Benchmarking Algorithms

Sustain-Cluster currently employs the Soft Actor–Critic (SAC) algorithm, an off‐policy actor–critic method that maximizes a stochastic policy’s entropy‐augmented return. SAC alternates between two interleaved updates:

Policy (Actor) Update

(1)\[J_{\pi}(\phi) = \mathbb{E}_{s_t \sim \mathcal{D},\,a_t \sim \pi_\phi} \Bigl[\, \alpha\,\log \pi_\phi(a_t\mid s_t) \;-\; Q_\theta(s_t, a_t) \Bigr] \,.\]

Here:

  • \(\pi_\phi(a\mid s)\) denotes the stochastic policy parameterized by \(\phi\).

  • \(Q_\theta(s,a)\) is the soft Q-function parameterized by \(\theta\).

  • \(\alpha > 0\) is the temperature coefficient balancing exploration (via entropy) and exploitation.

  • \(\mathcal{D}\) is the replay buffer of past transitions.

Minimizing \(J_{\pi}\) encourages the policy to choose actions that both achieve high soft‐Q values and maintain high entropy, yielding robust exploration.

Q-Function (Critic) Update

(2)\[J_{Q}(\theta) = \mathbb{E}_{(s_t,a_t)\sim \mathcal{D}} \Bigl[\, \tfrac{1}{2}\bigl(Q_\theta(s_t,a_t) - y_t\bigr)^{2} \Bigr]\]

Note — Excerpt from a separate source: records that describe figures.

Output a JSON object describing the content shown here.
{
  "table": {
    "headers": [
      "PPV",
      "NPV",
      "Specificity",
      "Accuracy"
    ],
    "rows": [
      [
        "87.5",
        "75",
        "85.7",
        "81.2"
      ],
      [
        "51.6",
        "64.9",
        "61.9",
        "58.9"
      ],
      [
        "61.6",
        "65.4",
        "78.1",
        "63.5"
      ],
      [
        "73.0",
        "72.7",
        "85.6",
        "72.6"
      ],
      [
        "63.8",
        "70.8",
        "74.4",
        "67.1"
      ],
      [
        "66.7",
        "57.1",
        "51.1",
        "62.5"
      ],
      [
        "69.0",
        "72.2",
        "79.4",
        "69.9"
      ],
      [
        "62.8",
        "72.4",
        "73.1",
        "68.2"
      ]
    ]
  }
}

where the soft‐Bellman backup target is

\[\begin{split}y_t = r(s_t,a_t) \;+\; \gamma\, \mathbb{E}_{% \substack{s_{t+1}\sim p(\cdot\mid s_t,a_t)\\a_{t+1}\sim \pi_\phi}} \Bigl[ Q_{\bar\theta}(s_{t+1},a_{t+1}) \;-\; \alpha\,\log \pi_\phi(a_{t+1}\mid s_{t+1}) \Bigr] \,.\end{split}\]

Here:

  • \(r(s_t,a_t)\) is the immediate reward at step \(t\).

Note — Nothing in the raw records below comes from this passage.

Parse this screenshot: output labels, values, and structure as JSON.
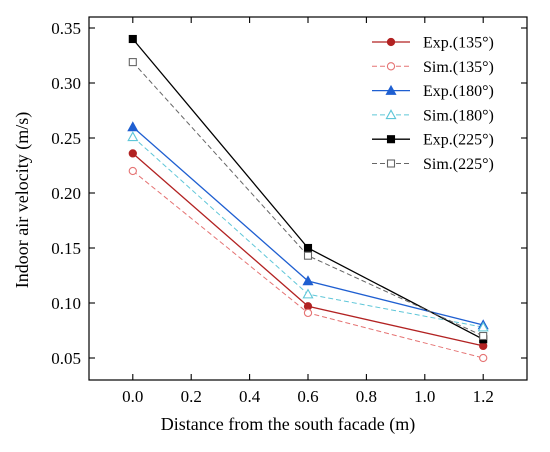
{
  "chart_data": {
    "type": "line",
    "xlabel": "Distance from the south facade (m)",
    "ylabel": "Indoor air velocity (m/s)",
    "xlim": [
      -0.15,
      1.35
    ],
    "ylim": [
      0.03,
      0.36
    ],
    "x_ticks": [
      0.0,
      0.2,
      0.4,
      0.6,
      0.8,
      1.0,
      1.2
    ],
    "x_tick_labels": [
      "0.0",
      "0.2",
      "0.4",
      "0.6",
      "0.8",
      "1.0",
      "1.2"
    ],
    "y_ticks": [
      0.05,
      0.1,
      0.15,
      0.2,
      0.25,
      0.3,
      0.35
    ],
    "y_tick_labels": [
      "0.05",
      "0.10",
      "0.15",
      "0.20",
      "0.25",
      "0.30",
      "0.35"
    ],
    "x": [
      0.0,
      0.6,
      1.2
    ],
    "grid": false,
    "legend_position": "top-right",
    "series": [
      {
        "name": "Exp.(135°)",
        "values": [
          0.236,
          0.097,
          0.061
        ],
        "color": "#b22222",
        "line_style": "solid",
        "marker": "circle",
        "marker_filled": true
      },
      {
        "name": "Sim.(135°)",
        "values": [
          0.22,
          0.091,
          0.05
        ],
        "color": "#e57373",
        "line_style": "dashed",
        "marker": "circle",
        "marker_filled": false
      },
      {
        "name": "Exp.(180°)",
        "values": [
          0.26,
          0.12,
          0.08
        ],
        "color": "#1f5fd1",
        "line_style": "solid",
        "marker": "triangle",
        "marker_filled": true
      },
      {
        "name": "Sim.(180°)",
        "values": [
          0.251,
          0.108,
          0.078
        ],
        "color": "#5ec6d8",
        "line_style": "dashed",
        "marker": "triangle",
        "marker_filled": false
      },
      {
        "name": "Exp.(225°)",
        "values": [
          0.34,
          0.15,
          0.067
        ],
        "color": "#000000",
        "line_style": "solid",
        "marker": "square",
        "marker_filled": true
      },
      {
        "name": "Sim.(225°)",
        "values": [
          0.319,
          0.143,
          0.07
        ],
        "color": "#666666",
        "line_style": "dashed",
        "marker": "square",
        "marker_filled": false
      }
    ]
  }
}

  • \(\gamma \in [0,1)\) is the discount factor.

  • \(Q_{\bar\theta}\) is a target network with parameters \(\bar\theta\), updated via Polyak averaging to stabilize training.

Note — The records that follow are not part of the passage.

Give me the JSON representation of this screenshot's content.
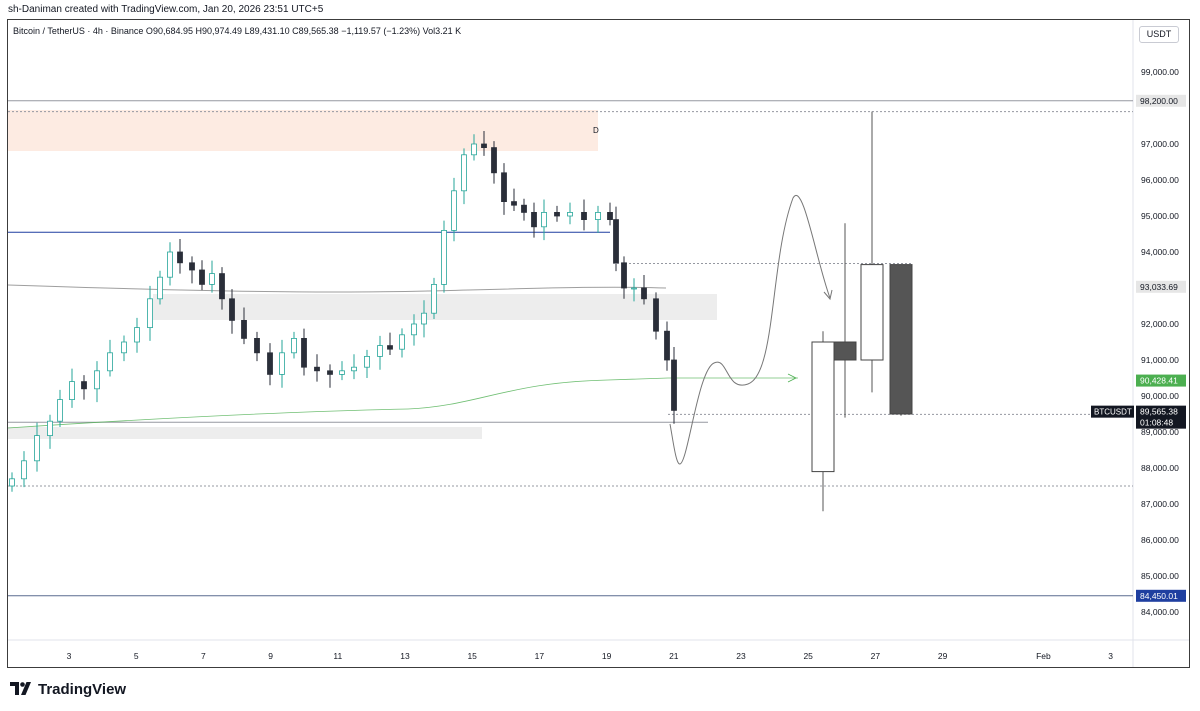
{
  "caption": "sh-Daniman created with TradingView.com, Jan 20, 2026 23:51 UTC+5",
  "symbol_bar": {
    "name": "Bitcoin / TetherUS · 4h · Binance",
    "o_key": "O",
    "o": "90,684.95",
    "h_key": "H",
    "h": "90,974.49",
    "l_key": "L",
    "l": "89,431.10",
    "c_key": "C",
    "c": "89,565.38",
    "change": "−1,119.57 (−1.23%)",
    "vol_key": "Vol",
    "vol": "3.21 K"
  },
  "currency": "USDT",
  "footer": {
    "brand": "TradingView"
  },
  "colors": {
    "up_candle": "#ffffff",
    "down_candle": "#2a2e39",
    "candle_line": "#2a2e39",
    "accent_blue": "#1f3fa0",
    "ma_green": "#4caf50",
    "supply_zone": "#fdebe2",
    "gray_zone": "#ededed"
  },
  "chart_data": {
    "type": "candlestick",
    "timeframe": "4h",
    "x_tick_labels": [
      "3",
      "5",
      "7",
      "9",
      "11",
      "13",
      "15",
      "17",
      "19",
      "21",
      "23",
      "25",
      "27",
      "29",
      "Feb",
      "3"
    ],
    "y_tick_labels": [
      "99,000.00",
      "97,000.00",
      "96,000.00",
      "95,000.00",
      "94,000.00",
      "92,000.00",
      "91,000.00",
      "90,000.00",
      "89,000.00",
      "88,000.00",
      "87,000.00",
      "86,000.00",
      "85,000.00",
      "84,000.00"
    ],
    "ylim": [
      83600,
      99800
    ],
    "price_labels": [
      {
        "text": "98,200.00",
        "value": 98200,
        "bg": "#e6e6e6",
        "fg": "#131722"
      },
      {
        "text": "93,033.69",
        "value": 93033.69,
        "bg": "#e6e6e6",
        "fg": "#131722"
      },
      {
        "text": "90,428.41",
        "value": 90428.41,
        "bg": "#4caf50",
        "fg": "#ffffff"
      },
      {
        "text": "89,565.38",
        "value": 89565.38,
        "bg": "#131722",
        "fg": "#ffffff"
      },
      {
        "text": "01:08:48",
        "value": 89565.38,
        "bg": "#131722",
        "fg": "#ffffff"
      },
      {
        "text": "84,450.01",
        "value": 84450.01,
        "bg": "#1f3fa0",
        "fg": "#ffffff"
      }
    ],
    "symbol_tag": "BTCUSDT",
    "zone_label": "D",
    "levels": [
      {
        "value": 98200,
        "style": "solid"
      },
      {
        "value": 97900,
        "style": "dotted"
      },
      {
        "value": 94550,
        "style": "blue"
      },
      {
        "value": 93680,
        "style": "dotted"
      },
      {
        "value": 89490,
        "style": "dotted"
      },
      {
        "value": 89270,
        "style": "solid"
      },
      {
        "value": 87500,
        "style": "dotted"
      },
      {
        "value": 84450.01,
        "style": "solid-blue"
      }
    ],
    "projection_candles": [
      {
        "o": 87900,
        "h": 91800,
        "l": 86800,
        "c": 91500
      },
      {
        "o": 91500,
        "h": 94800,
        "l": 89400,
        "c": 91000
      },
      {
        "o": 91000,
        "h": 97900,
        "l": 90100,
        "c": 93650
      },
      {
        "o": 93650,
        "h": 93650,
        "l": 89450,
        "c": 89500
      }
    ]
  }
}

  • \(p(s_{t+1}\mid s_t,a_t)\) is the environment’s transition probability.

By fitting \(Q_\theta\) to these targets, the critic learns to approximate the entropy‐regularized state‐action value. The temperature term \(\alpha\) again trades off between reward maximization and policy entropy.

Overall, SAC proceeds by sampling minibatches from the replay buffer, performing a gradient descent step on the critic loss \(J_Q\), then updating the policy parameters \(\phi\) to minimize \(J_{\pi}\), and finally updating the target network parameters \(\bar\theta\) towards \(\theta\). This off‐policy, entropy‐regularized framework yields both sample efficiency and stable learning.

We are also extending Sustain-Cluster to support on‐policy methods such as Advantage Actor–Critic (A2C), which is currently a work in progress. In future releases, we plan to integrate additional algorithms from the Ray RLlib ecosystem—see the Ray RLlib documentation—to enable a broader and more rigorous benchmarking suite.